Study participants comprised 324 individuals living in six rural villages, and research was conducted at senior and welfare centers. All participants aged 65 years who lived in villages and were able to move to senior and welfare centers were surveyed. Of a population of 351 elderly people, 341 responded that they did not suffer from cognitive impairment, cancer, stroke, or myocardial infarction. A total of 324 participants was finally included in the investigation (341 healthy respondents, excepting 17, who declined to consent to participation). All surveys were conducted on a one-on-one basis after trained researchers interviewed subjects, explained the content of the survey, and obtained written informed consent from the subjects. In addition, this study was approved by the Institutional Review Board of Gyeongsang National University (approval number: GIRB-A19-0031).
Demographic characteristics for investigation were sex, age, marital status, educational status, smoking status, and patient health questionnaire-2 (PHQ-2) survey for depression status.

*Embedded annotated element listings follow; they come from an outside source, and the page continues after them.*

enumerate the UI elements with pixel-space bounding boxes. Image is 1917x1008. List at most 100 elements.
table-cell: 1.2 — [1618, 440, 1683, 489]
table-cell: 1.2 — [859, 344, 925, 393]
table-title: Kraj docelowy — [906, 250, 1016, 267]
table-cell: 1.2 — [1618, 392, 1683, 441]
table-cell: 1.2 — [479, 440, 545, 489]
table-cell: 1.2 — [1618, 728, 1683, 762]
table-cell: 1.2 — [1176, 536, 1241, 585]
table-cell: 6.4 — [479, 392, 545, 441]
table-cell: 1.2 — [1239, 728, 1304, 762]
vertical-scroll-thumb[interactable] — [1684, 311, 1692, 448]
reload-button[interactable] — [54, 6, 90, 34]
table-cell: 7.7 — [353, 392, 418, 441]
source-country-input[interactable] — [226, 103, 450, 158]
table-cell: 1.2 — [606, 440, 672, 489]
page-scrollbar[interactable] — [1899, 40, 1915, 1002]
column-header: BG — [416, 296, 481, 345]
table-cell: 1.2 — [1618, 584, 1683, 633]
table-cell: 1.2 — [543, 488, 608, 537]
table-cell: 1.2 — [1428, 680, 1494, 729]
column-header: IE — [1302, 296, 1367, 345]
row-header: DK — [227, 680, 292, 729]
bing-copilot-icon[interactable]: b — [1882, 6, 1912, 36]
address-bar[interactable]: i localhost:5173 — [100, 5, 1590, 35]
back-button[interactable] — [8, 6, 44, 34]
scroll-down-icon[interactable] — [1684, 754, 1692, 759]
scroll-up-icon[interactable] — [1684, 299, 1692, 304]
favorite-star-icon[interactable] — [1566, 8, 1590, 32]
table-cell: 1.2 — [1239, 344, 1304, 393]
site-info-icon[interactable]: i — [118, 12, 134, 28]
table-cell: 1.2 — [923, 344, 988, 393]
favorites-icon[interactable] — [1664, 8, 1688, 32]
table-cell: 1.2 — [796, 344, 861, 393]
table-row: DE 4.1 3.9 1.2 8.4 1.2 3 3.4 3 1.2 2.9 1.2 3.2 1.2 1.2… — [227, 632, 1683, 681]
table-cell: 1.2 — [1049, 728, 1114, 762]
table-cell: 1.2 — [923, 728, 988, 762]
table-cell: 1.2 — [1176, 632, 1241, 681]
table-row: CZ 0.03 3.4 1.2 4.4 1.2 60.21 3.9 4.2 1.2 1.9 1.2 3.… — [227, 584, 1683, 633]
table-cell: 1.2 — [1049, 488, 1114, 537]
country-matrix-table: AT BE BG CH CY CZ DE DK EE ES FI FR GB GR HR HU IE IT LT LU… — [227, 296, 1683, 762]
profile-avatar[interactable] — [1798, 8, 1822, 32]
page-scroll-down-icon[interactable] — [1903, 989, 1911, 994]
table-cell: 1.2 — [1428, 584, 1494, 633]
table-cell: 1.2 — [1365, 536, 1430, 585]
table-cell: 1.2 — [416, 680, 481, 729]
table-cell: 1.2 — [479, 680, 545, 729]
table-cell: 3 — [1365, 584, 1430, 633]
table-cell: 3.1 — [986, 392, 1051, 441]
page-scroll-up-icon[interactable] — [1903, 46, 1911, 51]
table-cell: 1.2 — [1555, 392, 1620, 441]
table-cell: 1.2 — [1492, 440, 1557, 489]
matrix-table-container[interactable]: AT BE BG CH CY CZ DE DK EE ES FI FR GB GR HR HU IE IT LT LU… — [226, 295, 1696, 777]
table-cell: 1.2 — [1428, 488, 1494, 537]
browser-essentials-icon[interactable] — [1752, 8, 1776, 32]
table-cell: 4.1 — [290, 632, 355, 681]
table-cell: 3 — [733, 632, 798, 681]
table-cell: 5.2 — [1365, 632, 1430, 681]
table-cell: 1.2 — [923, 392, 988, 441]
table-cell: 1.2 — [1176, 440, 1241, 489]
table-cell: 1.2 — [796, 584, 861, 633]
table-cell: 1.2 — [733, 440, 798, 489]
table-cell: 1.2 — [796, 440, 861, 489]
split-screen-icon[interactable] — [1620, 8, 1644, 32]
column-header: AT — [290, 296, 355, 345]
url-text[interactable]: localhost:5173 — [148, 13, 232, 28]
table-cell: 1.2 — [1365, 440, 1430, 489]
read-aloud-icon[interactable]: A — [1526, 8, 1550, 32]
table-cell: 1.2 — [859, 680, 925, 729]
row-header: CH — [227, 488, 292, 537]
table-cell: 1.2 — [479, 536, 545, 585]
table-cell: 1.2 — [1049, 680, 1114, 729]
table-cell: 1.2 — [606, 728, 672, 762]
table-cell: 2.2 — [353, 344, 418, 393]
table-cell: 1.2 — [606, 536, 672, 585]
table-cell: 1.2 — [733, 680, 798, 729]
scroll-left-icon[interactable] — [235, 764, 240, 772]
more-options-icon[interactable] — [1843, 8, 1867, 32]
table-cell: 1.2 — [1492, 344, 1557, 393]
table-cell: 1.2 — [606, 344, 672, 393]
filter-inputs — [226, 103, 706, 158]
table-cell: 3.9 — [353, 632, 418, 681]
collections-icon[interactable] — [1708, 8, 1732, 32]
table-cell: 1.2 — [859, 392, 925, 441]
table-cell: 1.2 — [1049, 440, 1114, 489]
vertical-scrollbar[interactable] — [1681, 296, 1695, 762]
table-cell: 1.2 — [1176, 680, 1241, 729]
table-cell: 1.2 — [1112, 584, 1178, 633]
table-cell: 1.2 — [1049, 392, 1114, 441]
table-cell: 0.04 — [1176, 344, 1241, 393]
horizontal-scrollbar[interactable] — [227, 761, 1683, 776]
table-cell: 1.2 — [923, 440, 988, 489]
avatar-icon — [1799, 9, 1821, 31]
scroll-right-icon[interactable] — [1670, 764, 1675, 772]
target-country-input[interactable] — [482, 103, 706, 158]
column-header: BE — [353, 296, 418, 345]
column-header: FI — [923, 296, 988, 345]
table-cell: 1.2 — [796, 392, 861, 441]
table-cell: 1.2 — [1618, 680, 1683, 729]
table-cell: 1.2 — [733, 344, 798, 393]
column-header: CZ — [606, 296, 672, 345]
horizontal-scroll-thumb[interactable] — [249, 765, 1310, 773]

After the survey, the education level was divided into children under 6 years old and over 7 years old. In addition, PHQ-2 results were classified as greater or less than 3 points.
Assessment of nutritional status
To determine the nutritional status of elderly participants, a questionnaire screening tool called DETERMINE was used. This self-written questionnaire consists of 10 questions, with the name, DETERMINE, referring to an alphabetic collection of the first letters (in English) of each item assessed. Thus, questionnaire items consist of Disease, Eating poorly, Tooth loss, Mouth pain, Economic hardship, Reduced social contact, Multiple medicines, Involuntary weight loss or gain, Need for assistance in self-care, and Elderly [people] over 80 years old.
Weights are assigned according to importance. Nutritional risk scores were divided into 0–21 points, with 0–2 points categorizing the low-risk group, 3–5 points for the moderate-risk group, and 6 points for the high-risk group.
Developed as a health-related quality of life tool for sarcopenia, the SarQoL questionnaire consists of 55 items and 22 questions. The questionnaire calculates a total of seven domains with a total score of 0-100 points each.
Scores of survey items are distributed from 0 (worst imaginable quality of life) to 100 (best imaginable quality of life). The domains (enumerated 1–7) and items are as follows: 1) physical and mental health, assessed with eight items, such as loss of arm strength or feelings of being frail, 2) locomotion, assessed with nine items, such as limitations in walking time and difficulty in walking on uneven ground, 3) body composition, assessed with three items, such as loss of muscle mass, 4) functionality, assessed with 14 items, such as balance problems and frequency of falls, 5) activities of daily living, assessed with 15 items, such as difficulty during light physical effort, fatigue during light physical effort, and use of public transportation, 6) leisure activities, assessed with two items, such as changes in leisure activities, and 7) feelings of fear, assessed with four items, such as fear of getting hurt and fear of falling.
SARC-F questionnaire to assess sarcopenia
This questionnaire was developed for screening sarcopenia in the elderly. Question items consist of five categories of strength, assistance required for walking, rising from a chair, climbing stairs, and frequency of falls. Sarcopenia is suspected in patients receiving more than four of 10 points.
Assessment of sarcopenia
In this study, assessment of sarcopenia includes skeletal muscle mass, calf circumference, grip strength, and the timed up and go (TUG) test. The skeletal muscle index (SMI) was calculated using the following bioelectrical impedance analysis (BIA) regression equation (measured by InBody 720, Biospace Co., Ltd., Seoul, Korea): skeletal muscle (kg) = [0.401 × (height2/resistance) + (3.825 × sex) − (0.071 × age) + 5.102]. Low muscle mass was classified as a height-adjusted SMI value < 5.7 kg/m2 for women and < 7.0 kg/m2 for men. Grip strength was measured using an analogue dynamometer (TK 5001 Grip-A, Takei, Tokyo, Japan), and dominant hand grip strength was classified as “robust” if the value was over 28 kg for men and over 18 kg for women. Calf circumference qualified participants for the sarcopenia risk group with a cut-off point less than 34 cm for men and less than 33 cm for women. To measure physical performance using the TUG test, each individual was asked to stand from a sitting position, walk 3 m, and then return to a sitting position on the same chair, during which a trained researcher measured the time (in seconds) required to perform this task. Times were divided into robust and abnormal based on a baseline of 10 seconds.
Frequency and mean scores were recorded. Logistic regression analysis was performed to determine the association between nutritional status and SARC-F. Multiple regression analysis was performed to determine the association between SarQoL and nutritional intake. Nutritional status was included in the analysis as a dummy variable based on a baseline of good. All statistical analyses were performed after adjusting for demographic characteristics (sex, age, living alone, educational level, whether or not participants were smokers), symptoms of depression, muscle mass, calf circumference, grip strength, and TUG. Statistical program SPSS 23.0 was used, and a p-value less than 0.05 was considered statistically significant.